Citation Information: International Journal of Occupational Medicine and Environmental Health. Volume 20, Issue 2, Pages 175–182, ISSN (Online) 1896-494X, ISSN (Print) 1232-1087, DOI: 10.2478/v10001-007-0019-z, July 2007
- Published Online:
Predictors of Inactivity in the Working-Age Population
Objectives: Burden of diseases attributable to low physical activity is increasing worldwide mainly among working age populations. The aim of the study was to evaluate the association between selected (including demographic and socioeconomic) factors and leisure-time physical activity.
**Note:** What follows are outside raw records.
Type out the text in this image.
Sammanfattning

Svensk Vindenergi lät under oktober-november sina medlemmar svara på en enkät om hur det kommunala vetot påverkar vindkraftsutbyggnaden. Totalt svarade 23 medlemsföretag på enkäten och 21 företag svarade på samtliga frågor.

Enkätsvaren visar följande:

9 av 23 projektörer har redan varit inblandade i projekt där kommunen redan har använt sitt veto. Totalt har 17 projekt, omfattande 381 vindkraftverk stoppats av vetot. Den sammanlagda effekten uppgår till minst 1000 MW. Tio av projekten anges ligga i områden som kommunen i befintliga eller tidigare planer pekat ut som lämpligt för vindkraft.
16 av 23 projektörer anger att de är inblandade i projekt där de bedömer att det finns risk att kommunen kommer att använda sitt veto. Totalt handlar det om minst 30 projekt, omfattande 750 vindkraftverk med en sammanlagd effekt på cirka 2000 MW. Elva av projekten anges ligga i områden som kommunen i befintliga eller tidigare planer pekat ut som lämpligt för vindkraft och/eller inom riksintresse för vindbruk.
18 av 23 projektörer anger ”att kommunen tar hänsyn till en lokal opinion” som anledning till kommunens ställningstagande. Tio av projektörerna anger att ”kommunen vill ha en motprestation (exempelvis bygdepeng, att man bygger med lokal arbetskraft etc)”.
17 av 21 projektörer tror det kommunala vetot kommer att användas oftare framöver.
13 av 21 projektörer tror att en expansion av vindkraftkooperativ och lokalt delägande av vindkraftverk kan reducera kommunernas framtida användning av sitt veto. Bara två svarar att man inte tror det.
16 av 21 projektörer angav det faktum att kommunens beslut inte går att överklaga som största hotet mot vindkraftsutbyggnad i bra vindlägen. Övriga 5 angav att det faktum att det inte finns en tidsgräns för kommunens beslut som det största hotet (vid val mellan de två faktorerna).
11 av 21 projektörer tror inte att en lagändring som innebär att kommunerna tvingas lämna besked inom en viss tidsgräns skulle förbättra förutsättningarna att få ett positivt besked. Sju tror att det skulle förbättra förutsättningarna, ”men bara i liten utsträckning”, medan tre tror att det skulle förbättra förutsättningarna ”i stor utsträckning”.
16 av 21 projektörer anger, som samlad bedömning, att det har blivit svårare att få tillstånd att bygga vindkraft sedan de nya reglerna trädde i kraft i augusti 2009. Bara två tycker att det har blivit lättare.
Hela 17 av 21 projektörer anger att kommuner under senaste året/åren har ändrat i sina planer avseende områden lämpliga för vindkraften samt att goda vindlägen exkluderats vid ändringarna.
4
Materials and Methods: The study was performed in the randomly selected group of 450 men and 502 women in the working age. Logistic regression models were applied to assess factors related to physical activity limitations. Physical activity was determined by the physical activity questionnaire. Results: Over 55% of the study participants were inactive, 34.1% were insufficiently active, and only 10.6% of the subjects achieved the level of physical activity recommended by experts in health promotion. Significant differences in physical activity behaviors across age, education, income levels, and marital status were found in the study participants. Unhealthy weight and smoking habit also formed certain barriers to exercise in both men and women. Conclusions: Low number of physically active working-age citizens is a challenge for public health, and it confirms the need for promoting active lifestyles. Effective strategies to encourage leisure-time physical need to be targeted at specific age and socioeconomic groups.